図6に示すように、治療用インソール2を収納部11内に完全に収納した後に、開閉部14を閉止具によって閉止する。
【0044】
そして、足を収納部11に載置した後に、バンド部12a、12b同士を調整用面ファスナ13a、13bにより係止する。
【実施例3】
【0045】
図7は実施例3の室内用履物1”に治療用インソール2を収納する前の状態の斜視図、
図8は治療用インソール2を収納した後の斜視図、
図9は上面部が裏返るように底部を開いた状態の平面図である。
【0046】
室内用履物1”は、足を載置する平面状で足裏形状をした収納部11’と、この収納部11’の爪先側の上縁部を覆うように取り付けられた帯状の甲被部15とから構成されている。なお、甲被部15は爪先まで覆う袋状であってもよく、長さを調整できるようにしてもよい。
【0047】
袋状体である収納部11’は同形状の上面部16と下面部17とを重ね合わせて成り、収納部11’の長手方向に沿う片側の側辺18は縫合されている。
【0048】
この縫合されている周辺以外の上面部16と下面部17の周辺には、収納部11’を厚み方向に開閉する一対のファスナ19a、19bから成る開閉部20が設けられている。従って、ファスナ19a、19bのスライダは上面部16と下面部17の開閉部20に沿って摺動する。
【0049】
図9に示すように、縫合した側辺18を軸に、上面部16は裏返るように開放可能とされている。なお、開閉部20は
図9に示すように収納部11’の略半分の爪先から踵まで開放する形状であっても、
図5の室内用履物1’のように、治療用インソール2が挿入できる幅を有する開閉部20としても支障はない。
【0050】
そして、開閉部20をファスナ19a、19bで閉止した状態にすると、上面部16と下面部17間で治療用インソール2を挿入する空間が形成されることになる。なお、開閉部20は図示のようなファスナ19a、19b以外に、面ファスナやボタン止め等、治療用インソール2を収納部11’内に収納する適宜の開閉手段を用いても支障はない。
【0051】
更に、下面部17の内面には、載置する治療用インソール2との滑りを防止するための滑り止めシート材を配置することもでき、下面部17の外側底面にも床面との滑りを防止するための滑り止めシート材を配置してもよい。
【0052】
この室内用履物1”を使用する際は、
図9に示すように治療用インソール2を、収納部11の開閉部20を開いた状態で矢印方向に挿入して、収納部11の内部に収納する。治療用インソール2を挿入して収納部11’内に収納した後に開閉部20をファスナ19a、19bを用いて閉止する。
【0053】
なお、治療用インソール2の裏面と室内用履物1”の下面部17の間に、互いを係止する複数個の面ファスナを取り付けておくことが好ましい。
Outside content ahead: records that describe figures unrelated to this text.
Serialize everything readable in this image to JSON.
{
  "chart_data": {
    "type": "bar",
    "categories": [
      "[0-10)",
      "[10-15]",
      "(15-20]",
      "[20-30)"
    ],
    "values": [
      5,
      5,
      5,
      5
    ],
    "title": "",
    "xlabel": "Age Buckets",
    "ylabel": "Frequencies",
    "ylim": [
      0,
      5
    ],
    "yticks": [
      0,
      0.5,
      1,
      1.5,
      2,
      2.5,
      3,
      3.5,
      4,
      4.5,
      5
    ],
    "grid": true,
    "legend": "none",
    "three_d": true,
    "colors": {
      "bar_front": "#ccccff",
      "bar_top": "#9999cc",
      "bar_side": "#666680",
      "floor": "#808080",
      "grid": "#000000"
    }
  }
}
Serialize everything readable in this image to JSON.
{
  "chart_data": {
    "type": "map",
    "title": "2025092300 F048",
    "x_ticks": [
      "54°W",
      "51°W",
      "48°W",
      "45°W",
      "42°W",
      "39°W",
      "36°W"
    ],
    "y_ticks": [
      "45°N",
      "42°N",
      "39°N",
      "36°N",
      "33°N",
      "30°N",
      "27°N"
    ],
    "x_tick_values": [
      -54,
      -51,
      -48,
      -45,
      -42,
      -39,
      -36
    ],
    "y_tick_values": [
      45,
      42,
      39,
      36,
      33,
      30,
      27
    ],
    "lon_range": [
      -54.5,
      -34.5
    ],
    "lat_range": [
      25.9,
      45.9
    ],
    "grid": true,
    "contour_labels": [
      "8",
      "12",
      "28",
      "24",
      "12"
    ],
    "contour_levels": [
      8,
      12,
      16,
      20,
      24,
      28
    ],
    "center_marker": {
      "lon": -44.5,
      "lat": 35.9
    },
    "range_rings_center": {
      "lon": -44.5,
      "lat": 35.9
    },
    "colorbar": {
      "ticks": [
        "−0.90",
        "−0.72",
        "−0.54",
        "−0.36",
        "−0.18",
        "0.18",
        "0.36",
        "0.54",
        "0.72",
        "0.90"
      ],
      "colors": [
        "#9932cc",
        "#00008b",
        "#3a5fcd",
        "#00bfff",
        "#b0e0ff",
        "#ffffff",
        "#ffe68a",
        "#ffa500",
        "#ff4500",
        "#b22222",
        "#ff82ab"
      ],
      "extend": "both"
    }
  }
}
この場合に、
図9に示すように開閉部20を全開にし、上面部16を裏返して開放した状態で、下面部17の固定用面ファスナ21と、予め配置した治療用インソール2の裏面の面ファスナとを一致させるように、位置決めして貼り合わせる。
【0054】
このように、固定用面ファスナ21により治療用インソール2を下面部17に固定することで、治療用インソール2が室内用履物1”内で移動することがなくなる。
【0055】
治療用インソール2を固定用面ファスナ21で固定した後に、開閉部20のファスナ19a、19bを閉止することで、
図7に示す治療用インソール2を室内用履物1”内に装着した状態となる。